When the barley is well cooked, transfer it to another stewpan, and add to it four tablespoonfuls of a thick and very red tomato purée, strained through muslin, and two tablespoonfuls of celery, minced in [paysanne-fashion], stewed in butter, and finally cooked in consommé.
This excellent soup should not be made too thick.
[716—POTAGE BAGRATION GRAS]
Cut two-thirds lb. of very white fillet of veal into large dice, and stiffen these in butter without letting them acquire any [250] ]colour. Add one and one-quarter pints of thin velouté with a veal base, and set to cook very gently.

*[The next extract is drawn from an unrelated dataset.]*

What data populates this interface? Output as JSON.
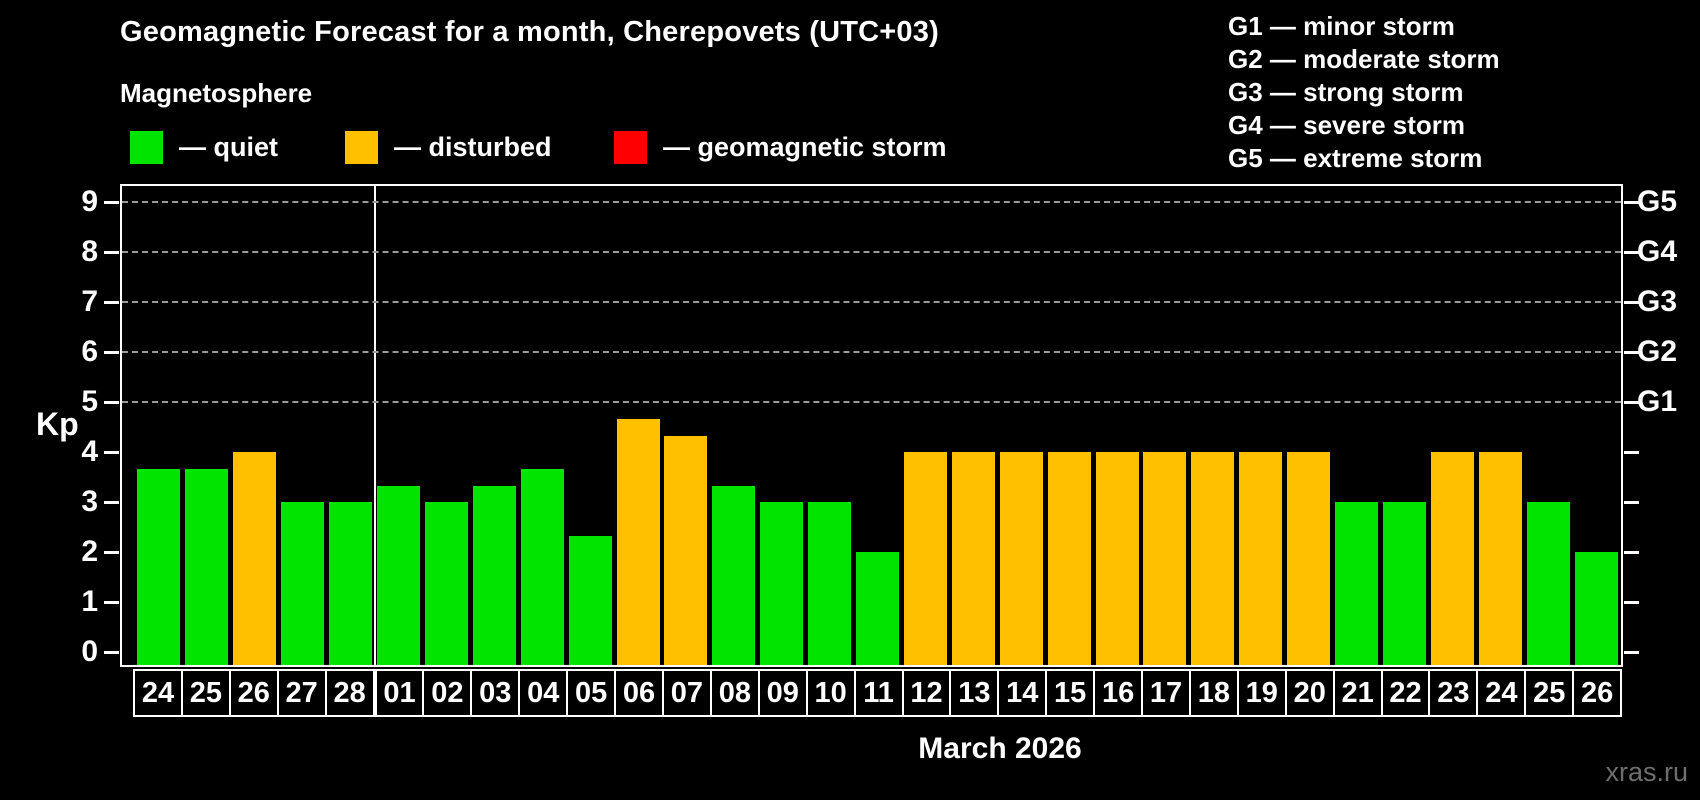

Finely pound the veal; dilute the purée with velouté, and rub through tammy. Add one pint of white consommé; heat without boiling, and complete the preparation, when dishing up, with a leason of the yolks of three eggs diluted with four tablespoonfuls of cream and two oz. of butter.
Garnish with thin macaroni cut into short lengths, and send some grated cheese to the table separately.
[717—POTAGE BAGRATION MAIGRE]
Prepare one and one-half pints of fresh velouté, and mix therewith one-quarter pint of mushroom velouté. (For making this, see “Velouté Agnès Sorel,” No. [671].)
Heat without boiling; pass through a strainer, and finish, when about to serve, with the same leason as for ordinary velouté, and two and one-half oz. of butter. Garnish with one fillet of sole, poached very white, and cut into a [julienne]; twelve small quenelles of sole or whiting forcemeat finished with crayfish butter, and six crayfishes’ tails cut into small pieces.